Pollution in Gowanus Canal in Brooklyn (Liz Barry / PLOTS)

The Rigorously Unprofessional session at Mobilityshifts featured two really impressive projects, Public Laboratory for Open Technology and Science (PLOTS) and Treekit.

Activists are using the tools and methods developed by PLOTS to find out more about the sources of pollution that is constantly accumulating in Gowanus Canal in Brooklyn. One of the key tools is balloon mapping, which is used during different seasons of the year to shoot high resolution aerial images of the area. There is also a tool for shooting infrared imagery. By comparing various images, activists have been able to identify a large number of pipelines which are not monitored by any authorities, in fact no one seems to knows what they are and what is coming out from them. Liz Barry spoke of ‘environmental headhunting’ – that these images could be used as legal evidence against corporations and other polluters.

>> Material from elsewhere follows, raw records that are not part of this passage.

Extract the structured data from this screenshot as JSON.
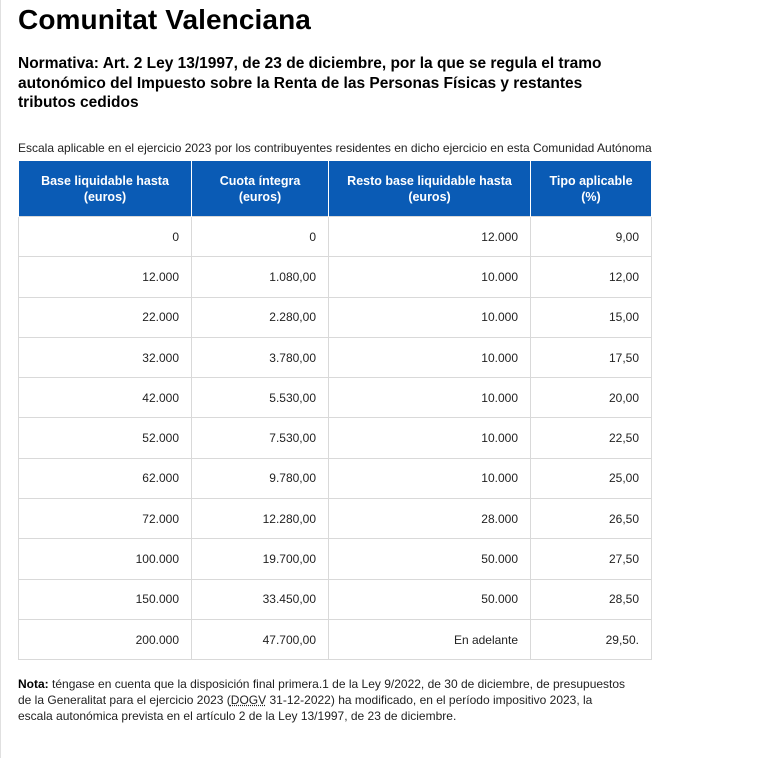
{
  "title": "Comunitat Valenciana",
  "subtitle": "Normativa: Art. 2 Ley 13/1997, de 23 de diciembre, por la que se regula el tramo autonómico del Impuesto sobre la Renta de las Personas Físicas y restantes tributos cedidos",
  "intro": "Escala aplicable en el ejercicio 2023 por los contribuyentes residentes en dicho ejercicio en esta Comunidad Autónoma",
  "table": {
    "headers": [
      "Base liquidable hasta (euros)",
      "Cuota íntegra (euros)",
      "Resto base liquidable hasta (euros)",
      "Tipo aplicable (%)"
    ],
    "rows": [
      [
        "0",
        "0",
        "12.000",
        "9,00"
      ],
      [
        "12.000",
        "1.080,00",
        "10.000",
        "12,00"
      ],
      [
        "22.000",
        "2.280,00",
        "10.000",
        "15,00"
      ],
      [
        "32.000",
        "3.780,00",
        "10.000",
        "17,50"
      ],
      [
        "42.000",
        "5.530,00",
        "10.000",
        "20,00"
      ],
      [
        "52.000",
        "7.530,00",
        "10.000",
        "22,50"
      ],
      [
        "62.000",
        "9.780,00",
        "10.000",
        "25,00"
      ],
      [
        "72.000",
        "12.280,00",
        "28.000",
        "26,50"
      ],
      [
        "100.000",
        "19.700,00",
        "50.000",
        "27,50"
      ],
      [
        "150.000",
        "33.450,00",
        "50.000",
        "28,50"
      ],
      [
        "200.000",
        "47.700,00",
        "En adelante",
        "29,50."
      ]
    ]
  },
  "note": {
    "label": "Nota:",
    "text_before": " téngase en cuenta que la disposición final primera.1 de la Ley 9/2022, de 30 de diciembre, de presupuestos de la Generalitat para el ejercicio 2023 (",
    "abbr": "DOGV",
    "text_after": "  31-12-2022) ha modificado, en el período impositivo 2023, la escala autonómica prevista en el artículo 2 de la Ley 13/1997, de 23 de diciembre."
  },
  "colors": {
    "header_bg": "#0a5bb5",
    "header_text": "#ffffff",
    "cell_border": "#d9d9d9"
  }
}
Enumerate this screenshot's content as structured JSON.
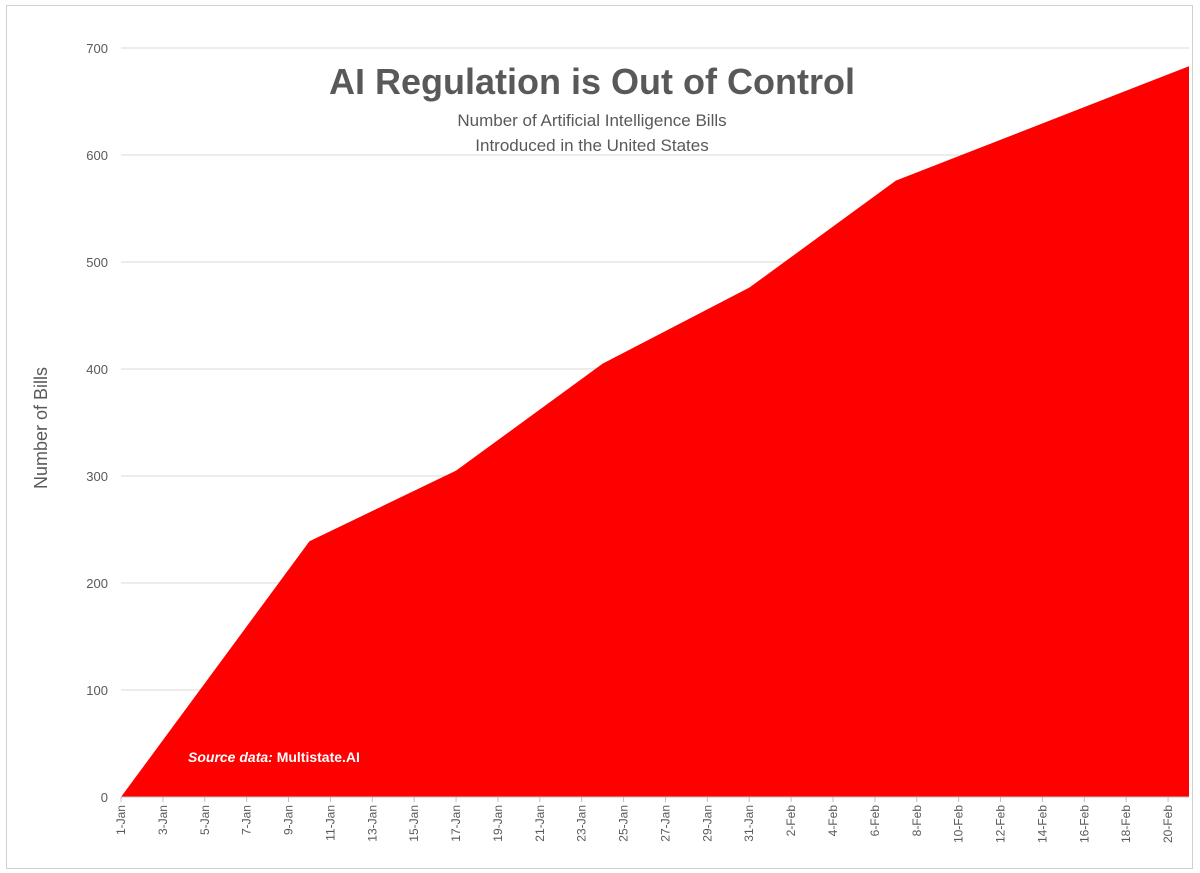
{
  "chart_data": {
    "type": "area",
    "title": "AI Regulation is Out of Control",
    "subtitle_lines": [
      "Number of Artificial Intelligence Bills",
      "Introduced in the United States"
    ],
    "xlabel": "",
    "ylabel": "Number of Bills",
    "ylim": [
      0,
      700
    ],
    "yticks": [
      0,
      100,
      200,
      300,
      400,
      500,
      600,
      700
    ],
    "grid": true,
    "fill_color": "#ff0000",
    "x_tick_labels": [
      "1-Jan",
      "3-Jan",
      "5-Jan",
      "7-Jan",
      "9-Jan",
      "11-Jan",
      "13-Jan",
      "15-Jan",
      "17-Jan",
      "19-Jan",
      "21-Jan",
      "23-Jan",
      "25-Jan",
      "27-Jan",
      "29-Jan",
      "31-Jan",
      "2-Feb",
      "4-Feb",
      "6-Feb",
      "8-Feb",
      "10-Feb",
      "12-Feb",
      "14-Feb",
      "16-Feb",
      "18-Feb",
      "20-Feb"
    ],
    "series": [
      {
        "name": "Number of Bills",
        "points": [
          {
            "day": 0,
            "date": "1-Jan",
            "value": 0
          },
          {
            "day": 9,
            "date": "10-Jan",
            "value": 239
          },
          {
            "day": 16,
            "date": "17-Jan",
            "value": 305
          },
          {
            "day": 23,
            "date": "24-Jan",
            "value": 405
          },
          {
            "day": 30,
            "date": "31-Jan",
            "value": 476
          },
          {
            "day": 37,
            "date": "7-Feb",
            "value": 576
          },
          {
            "day": 51,
            "date": "21-Feb",
            "value": 683
          }
        ]
      }
    ],
    "x_days_max": 51,
    "annotation": {
      "label_italic": "Source data:",
      "label_text": " Multistate.AI"
    }
  }
}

Liz also wanted to emphasise that there is a difference between crowd-sourcing projects that have been initiated by companies and public authorities, and citizen science projects in which the agenda is set by people themselves. The tools created by PLOTS can be used for all kinds of purposes, even to purposes that the creators of these tools would not want to support. This was discussed often during Mobilityshifts conference – how citizen efforts can be re-appropriated to work against them.

Suspected pipelines found by activists in Govanus Canal. The one marked with red colour is the only one that the city authorities have information about.

The Treekit project has created tools for mapping the exact locations and gathering other useful information about trees that grow in cities. In New York these tools have been used by local people and the resulting dataset is much more comprehensive and accurate than what the park authorities themselves had before. The point of this activity is not just to gather information – the main point is that trees in urban context need nurturing, that someone has to take care of them. In certain areas of NYC there is a lot of pollution in the air and the trees are struggling. Giving them water on a regular basis already helps, some people have started doing this by using big buckets. Healthier trees means healthier air for people to breath.

Treekit is also connected to the ongoing milliontreesNYC project, with currently 499 517 donated, planted or adopted trees.

Treekit – The red squares are the exact locations and sizes of the trees, measured with Treekit tools. The round items are the locations of the same trees in a database used by the city park authorities. (Phil Silva / Treekit)

An interesting discussion followed, related to the transformation that happens when people start using these tools. One could say that these tools allow ‘non-experts’ or ‘common people’ to become ‘experts’, ‘researchers’ or ‘designers’, but the whole idea of a ‘non-expert’ does not seem to make much sense. Phil Silva (Treekit) emphasised the importance of being allowed to make mistakes, that people can start doing things before they have learned all the details.

To me it seems that instead of learning specific knowledge and expertise, the important thing that these projects can give people is a sense of confidence, a sense of authority, a belief that they can change their everyday surroundings. I guess this is what expertise in practice often is – confidence and authority.